Minuit approche, il nous fait découvrir sa collection improbable d’Henri Debs distribution, un producteur qui a popularisé le zouk dans le monde et dont les artistes jazz étaient distribués jusqu’au Japon. “Il y a une douzaine de bars jazz à Fukuoka, mais ils changent trop souvent de propriétaire”, regrette-t-il. Du côté des musiciens, il estime qu’ils sont “trop techniques, trop gourmands, trop business”. Il y a plus de dix ans qu’il n’organise plus de concerts dans ses cinquante mètres carrés. “Les disques, c’est fait pour être écouté”, lâche-t-il. Alors il se met en quatre pour satisfaire l’oreille des mélomanes. C’est la raison pour laquelle le JAB existe encore. On lui demande quel est le dernier vinyle qu’il a acquis. Il hésite et va chercher l’album de Miyoshi Umeki American songs in Japanese. “Elle est décédée à l’âge de 90 ans dans une maison de retraite pour artistes aux Etats-Unis. C’est la plus belle voix du Japon”, assure-t-il. Il doit fermer. Pendant que le timbre suave et soul de la Japonaise enveloppe le lieu, on lui demande s’il dispose d’un site Internet. Il rigole et nous dit qu’il n’existe pas sur la Toile.

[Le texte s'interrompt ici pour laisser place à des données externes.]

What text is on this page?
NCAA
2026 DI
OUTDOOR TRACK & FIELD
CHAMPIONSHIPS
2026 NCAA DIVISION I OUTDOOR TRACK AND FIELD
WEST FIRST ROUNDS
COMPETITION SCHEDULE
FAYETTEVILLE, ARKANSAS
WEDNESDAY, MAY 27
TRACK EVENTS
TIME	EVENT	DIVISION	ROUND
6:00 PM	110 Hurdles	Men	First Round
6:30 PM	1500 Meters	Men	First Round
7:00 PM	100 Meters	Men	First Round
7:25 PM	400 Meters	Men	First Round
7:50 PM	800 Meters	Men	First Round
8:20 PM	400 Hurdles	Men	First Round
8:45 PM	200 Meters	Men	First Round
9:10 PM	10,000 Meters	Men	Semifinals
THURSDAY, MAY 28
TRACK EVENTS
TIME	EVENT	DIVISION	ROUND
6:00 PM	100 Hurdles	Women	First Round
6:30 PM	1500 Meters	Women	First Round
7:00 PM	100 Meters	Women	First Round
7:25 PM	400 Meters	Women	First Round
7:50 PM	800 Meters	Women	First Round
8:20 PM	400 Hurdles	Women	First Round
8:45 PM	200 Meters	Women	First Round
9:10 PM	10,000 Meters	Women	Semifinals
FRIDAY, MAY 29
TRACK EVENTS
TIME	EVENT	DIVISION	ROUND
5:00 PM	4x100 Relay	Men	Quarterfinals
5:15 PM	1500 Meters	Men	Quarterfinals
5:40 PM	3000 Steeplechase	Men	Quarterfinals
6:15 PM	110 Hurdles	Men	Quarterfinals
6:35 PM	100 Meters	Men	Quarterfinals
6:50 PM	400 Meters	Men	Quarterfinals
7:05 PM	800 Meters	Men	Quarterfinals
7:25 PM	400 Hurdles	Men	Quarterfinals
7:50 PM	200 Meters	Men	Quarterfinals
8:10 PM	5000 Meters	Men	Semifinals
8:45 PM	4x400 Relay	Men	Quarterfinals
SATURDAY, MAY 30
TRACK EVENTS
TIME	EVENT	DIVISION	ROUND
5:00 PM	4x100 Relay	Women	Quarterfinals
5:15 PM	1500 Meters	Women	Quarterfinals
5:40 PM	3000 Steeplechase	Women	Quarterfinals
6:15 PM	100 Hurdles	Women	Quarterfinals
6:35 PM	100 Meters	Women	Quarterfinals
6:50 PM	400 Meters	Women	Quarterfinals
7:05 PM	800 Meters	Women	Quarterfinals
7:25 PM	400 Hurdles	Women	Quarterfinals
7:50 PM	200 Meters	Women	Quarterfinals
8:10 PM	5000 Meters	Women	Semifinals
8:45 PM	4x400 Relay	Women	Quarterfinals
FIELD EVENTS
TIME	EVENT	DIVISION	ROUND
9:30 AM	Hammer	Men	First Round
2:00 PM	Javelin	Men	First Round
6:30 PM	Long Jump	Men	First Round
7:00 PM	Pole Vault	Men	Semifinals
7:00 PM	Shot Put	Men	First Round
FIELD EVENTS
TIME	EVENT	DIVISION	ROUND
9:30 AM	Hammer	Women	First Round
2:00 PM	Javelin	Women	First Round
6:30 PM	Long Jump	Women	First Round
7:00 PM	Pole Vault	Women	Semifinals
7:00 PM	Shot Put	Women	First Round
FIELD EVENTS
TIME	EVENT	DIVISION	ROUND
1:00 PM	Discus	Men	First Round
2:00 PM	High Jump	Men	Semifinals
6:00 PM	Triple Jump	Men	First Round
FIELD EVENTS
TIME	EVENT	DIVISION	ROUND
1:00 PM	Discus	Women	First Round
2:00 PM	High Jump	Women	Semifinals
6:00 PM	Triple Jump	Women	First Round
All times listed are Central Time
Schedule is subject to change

Dominique Leray & Ritsuko Koga
Informations pratiques
Situé à 150 mètres de la gare de Tenjin-minami, le JAB vous accueille au rythme des meilleurs artistes afro-américains.
5-2-13 Watanabedôri, Chûô-ku, Fukuoka
Tél. 092-712-7413
Le Nakasu Jazz festival se déroule chaque année au mois de septembre depuis 2009. Pendant deux jours, des dizaines de musiciens, pour la plupart Japonais, se produisent sur scène de 17h à 23h. Pour s’y rendre, il suffit d’emprunter la ligne de métro Kûkô et de descendre à la station Nakasu Kawabata. Les spectacles sont gratuits et ouverts au public.